A new look at the atmospheric water cycle: Isotope measurements from space using SCIAMACHY
The atmospheric physics and chemistry group of IMAU is well-known for the innovative use of isotope measurements in atmospheric research. The head of the group, Prof. Thomas Röckmann, in collaboration with the Netherlands Institute for Space Research (SRON) and various international partners, has now obtained and analyzed the first global observations of water isotopes in the lowest part of our atmosphere. The new measurements from the satellite instrument SCIAMACHY provide new insights into the hydrological cycle that are expected to further improve climate models. The researchers published their results this week in Science.
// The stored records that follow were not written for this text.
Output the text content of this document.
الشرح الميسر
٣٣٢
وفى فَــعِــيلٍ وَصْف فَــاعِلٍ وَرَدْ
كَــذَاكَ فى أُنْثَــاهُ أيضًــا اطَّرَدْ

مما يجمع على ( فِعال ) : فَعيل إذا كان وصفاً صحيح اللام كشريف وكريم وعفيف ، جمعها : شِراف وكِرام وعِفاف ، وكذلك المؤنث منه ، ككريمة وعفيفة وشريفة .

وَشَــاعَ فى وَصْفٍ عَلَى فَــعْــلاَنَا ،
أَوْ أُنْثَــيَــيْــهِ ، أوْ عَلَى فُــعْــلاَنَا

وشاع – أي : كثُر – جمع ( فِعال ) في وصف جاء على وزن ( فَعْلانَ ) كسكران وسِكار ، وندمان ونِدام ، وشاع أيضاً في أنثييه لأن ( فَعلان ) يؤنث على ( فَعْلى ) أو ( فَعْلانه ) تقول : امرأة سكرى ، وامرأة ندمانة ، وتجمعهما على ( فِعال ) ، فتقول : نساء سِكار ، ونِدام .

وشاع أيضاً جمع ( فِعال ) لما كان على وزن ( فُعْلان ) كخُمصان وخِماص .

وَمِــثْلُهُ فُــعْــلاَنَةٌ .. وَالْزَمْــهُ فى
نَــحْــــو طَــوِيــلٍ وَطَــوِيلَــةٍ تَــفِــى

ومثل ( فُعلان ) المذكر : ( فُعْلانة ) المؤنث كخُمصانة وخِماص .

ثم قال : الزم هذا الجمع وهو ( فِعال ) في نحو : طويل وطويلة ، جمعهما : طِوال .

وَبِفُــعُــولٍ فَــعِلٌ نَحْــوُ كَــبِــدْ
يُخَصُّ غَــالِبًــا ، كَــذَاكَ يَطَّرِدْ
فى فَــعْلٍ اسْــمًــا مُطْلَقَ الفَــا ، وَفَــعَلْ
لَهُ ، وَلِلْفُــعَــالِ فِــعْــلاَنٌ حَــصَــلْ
Water is vital to the Earth's climate system. As a vapour, it is the strongest greenhouse gas and as precipitation it makes our planet habitable. When water evaporates from the Earth's oceans and surface, moves through the atmosphere and falls back as rain, evaporation and condensation processes change the relative amount of heavy water, HDO. Therefore, the isotopic composition contains information about the history of water. SRON scientists used the SCIAMACHY instrument onboard the European research satellite ENVISAT to provide a global view on the isotopic composition of water in the atmospheric vapour. These are the first global isotope measurements with high sensitivity towards the lowest layers of the atmosphere, where most of the water vapour resides.
The researchers focussed on a comparison with atmospheric General Circulation Models in two regions, the Sahel zone and the high arctic around Spitsbergen. In both cases current models cannot fully reproduce the measurements. This points to misrepresentations of both the tropical-subtropical hydrological cycle and the water transport to Arctic latitudes.
Satellite data bear the potential to rigorously test and subsequently improve the hydrological cycle in climate models. Eventually this will improve predictions of potential changes to the hydrological cycle (e.g. drought, precipitation events) in a future warming climate and reconstructions of climates in the past.
The SCIAMACHY measurements are a proof of concept and open up new research opportunities. The future instrument TROPOMI, scheduled to be launched in 2014, will further improve the accuracy of the measurements and, most importantly, their coverage in space and time promising more detailed insights into the global hydrological cycle.